Isn’t this what is called as ‘simple and yet powerful’?

As if to denote the surge in emotions, the higher octave swaras(Sa Ga Ri) appear at the end of the Pallavi as a sangati.

SPB’s voice throbs like a lover in search of his beloved and adding to this throbbing are the rhythm guitar, the bass guitar and the drums. The last mentioned, sound as softly as possible, even stop during the third and the fourth lines and appear again with soft intensity in the end.

Imperceptibly Perceptible!

As the Pallavi ends, there is silence. This continues for a count of two tisrams.
The brass flute makes an impromptu entry and brings a breath of fresh air calming the mind further in the process. It is soft, subtle and refined. The dynamic saxophone enters and twinges the heart. It is delicate and yet strikes like a thunder and sparkles like a lightning. It glides on, finally giving a stamp of distinction and giving an echo effect. Probably, it echoes the feeling in our heart.

The lines in the CharaNam have that aesthetic touch and are full of nuanced niceties.
The sudden jumping of swaras from the dhaivatam(dha) to the upper octave gandharam(Ga) towards the end of the second line, appearance of the upper octave gandharam(Ga) immediately after the mid-octave gandharam(ga) in the beginning of the fifth and the sixth lines and the sudden introduction of the chatushruti rishabham(Ri2)-which is very much allowed in Sindhu Bhairavi- in the second half of the fifth and the sixth lines, show the musicality of the composer. More than the musicality, it is that ‘appropriateness’ which makes him a composer par excellence.

As I said, anybody can use any swara (within the structure of the raaga) at any point, but where one uses, how one uses and why one uses make a huge difference- a difference between a genius and a mortal.

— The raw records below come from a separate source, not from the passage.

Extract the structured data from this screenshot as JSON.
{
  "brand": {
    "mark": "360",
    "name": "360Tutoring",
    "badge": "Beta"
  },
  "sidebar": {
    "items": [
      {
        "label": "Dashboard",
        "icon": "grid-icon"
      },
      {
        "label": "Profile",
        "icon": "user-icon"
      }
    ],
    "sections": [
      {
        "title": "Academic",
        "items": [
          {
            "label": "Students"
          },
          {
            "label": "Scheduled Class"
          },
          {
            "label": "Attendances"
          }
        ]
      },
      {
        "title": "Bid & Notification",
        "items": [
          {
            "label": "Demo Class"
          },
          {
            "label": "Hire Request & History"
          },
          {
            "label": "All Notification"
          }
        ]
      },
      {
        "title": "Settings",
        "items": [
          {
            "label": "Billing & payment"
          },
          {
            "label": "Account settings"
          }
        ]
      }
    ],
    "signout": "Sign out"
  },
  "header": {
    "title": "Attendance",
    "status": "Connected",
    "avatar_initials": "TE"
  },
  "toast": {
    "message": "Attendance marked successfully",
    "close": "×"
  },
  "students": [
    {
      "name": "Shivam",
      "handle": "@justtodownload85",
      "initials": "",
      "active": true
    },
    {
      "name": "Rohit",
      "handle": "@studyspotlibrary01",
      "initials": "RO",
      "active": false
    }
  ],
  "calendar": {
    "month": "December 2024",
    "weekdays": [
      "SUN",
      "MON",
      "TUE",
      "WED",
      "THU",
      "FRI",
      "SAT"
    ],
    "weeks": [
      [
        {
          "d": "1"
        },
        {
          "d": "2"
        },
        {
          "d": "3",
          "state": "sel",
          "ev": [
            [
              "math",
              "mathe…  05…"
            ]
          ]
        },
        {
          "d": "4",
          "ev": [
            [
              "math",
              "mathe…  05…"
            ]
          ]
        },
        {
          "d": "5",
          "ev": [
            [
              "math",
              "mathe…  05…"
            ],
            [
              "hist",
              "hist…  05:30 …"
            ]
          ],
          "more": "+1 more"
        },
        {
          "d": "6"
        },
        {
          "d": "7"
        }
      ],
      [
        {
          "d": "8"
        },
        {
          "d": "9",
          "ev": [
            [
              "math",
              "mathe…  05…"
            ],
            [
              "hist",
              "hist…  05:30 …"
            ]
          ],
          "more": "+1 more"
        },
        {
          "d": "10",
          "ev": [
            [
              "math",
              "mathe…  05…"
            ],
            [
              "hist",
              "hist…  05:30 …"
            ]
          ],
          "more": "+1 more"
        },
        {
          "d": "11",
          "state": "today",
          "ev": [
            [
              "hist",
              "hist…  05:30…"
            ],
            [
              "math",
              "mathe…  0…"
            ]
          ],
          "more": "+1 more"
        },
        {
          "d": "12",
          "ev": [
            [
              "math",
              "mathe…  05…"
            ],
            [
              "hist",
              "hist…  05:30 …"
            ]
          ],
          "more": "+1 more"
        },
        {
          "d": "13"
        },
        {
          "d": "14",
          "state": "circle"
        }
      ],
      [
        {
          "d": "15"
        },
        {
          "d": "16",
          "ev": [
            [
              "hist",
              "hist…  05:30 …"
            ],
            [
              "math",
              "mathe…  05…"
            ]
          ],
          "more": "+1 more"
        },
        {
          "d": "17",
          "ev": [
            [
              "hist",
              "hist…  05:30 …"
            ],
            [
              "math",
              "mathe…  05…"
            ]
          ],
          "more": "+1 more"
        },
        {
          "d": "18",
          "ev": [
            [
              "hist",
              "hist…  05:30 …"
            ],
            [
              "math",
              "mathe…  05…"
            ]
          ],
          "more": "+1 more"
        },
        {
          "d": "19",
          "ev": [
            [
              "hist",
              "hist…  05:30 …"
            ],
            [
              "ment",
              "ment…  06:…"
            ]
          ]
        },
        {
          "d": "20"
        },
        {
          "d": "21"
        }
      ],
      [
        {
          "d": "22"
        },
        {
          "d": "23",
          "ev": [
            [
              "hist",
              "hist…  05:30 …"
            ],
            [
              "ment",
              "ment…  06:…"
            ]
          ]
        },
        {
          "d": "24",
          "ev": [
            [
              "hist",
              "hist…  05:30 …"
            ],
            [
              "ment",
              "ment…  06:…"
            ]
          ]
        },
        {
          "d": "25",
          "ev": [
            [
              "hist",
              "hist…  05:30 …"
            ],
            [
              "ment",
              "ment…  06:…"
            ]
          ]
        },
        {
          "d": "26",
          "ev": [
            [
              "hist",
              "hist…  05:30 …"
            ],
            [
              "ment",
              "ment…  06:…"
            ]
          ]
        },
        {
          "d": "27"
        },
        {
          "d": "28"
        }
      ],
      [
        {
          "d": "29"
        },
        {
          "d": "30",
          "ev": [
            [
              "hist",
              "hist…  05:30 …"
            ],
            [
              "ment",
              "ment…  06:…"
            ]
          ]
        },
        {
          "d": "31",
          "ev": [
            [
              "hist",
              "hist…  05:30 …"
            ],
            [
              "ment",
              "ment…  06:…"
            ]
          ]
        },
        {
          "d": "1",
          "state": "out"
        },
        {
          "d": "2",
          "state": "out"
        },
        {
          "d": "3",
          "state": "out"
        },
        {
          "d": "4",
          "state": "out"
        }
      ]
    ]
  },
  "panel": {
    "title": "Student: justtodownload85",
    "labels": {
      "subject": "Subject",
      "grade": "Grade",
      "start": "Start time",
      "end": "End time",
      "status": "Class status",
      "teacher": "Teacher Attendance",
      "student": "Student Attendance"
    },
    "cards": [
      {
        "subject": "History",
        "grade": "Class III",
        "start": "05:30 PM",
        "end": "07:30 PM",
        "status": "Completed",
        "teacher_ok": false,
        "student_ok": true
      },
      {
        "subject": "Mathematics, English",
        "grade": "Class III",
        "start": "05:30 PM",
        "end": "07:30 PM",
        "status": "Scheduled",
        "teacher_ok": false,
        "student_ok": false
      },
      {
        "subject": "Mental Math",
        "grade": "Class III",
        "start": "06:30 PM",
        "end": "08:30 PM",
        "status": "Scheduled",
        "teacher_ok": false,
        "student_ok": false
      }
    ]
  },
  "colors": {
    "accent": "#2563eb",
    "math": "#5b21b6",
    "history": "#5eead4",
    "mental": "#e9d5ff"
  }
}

There is silence again between the first CharaNam and the second interlude.

Two different sounds from the keys surround the guitar and play one after the other now with the bass guitar treading its own path. The guitar plays with a vivacious vibrancy while the keys move with uncanny instinct. Beauteous shades of different lights. The brass flute is sublime and is plaintive as well. It seems as though the guitar and the brass flute converse with each other to seek the Truth.

The saxophone pulsates with life. It gnaws. It pokes. It haunts. It touches ecstatic realms of music..and life.

It is like the heart which looks for the arms.


Emotions, Empathy, Music..and ILaiyaraaja- Can these be separated?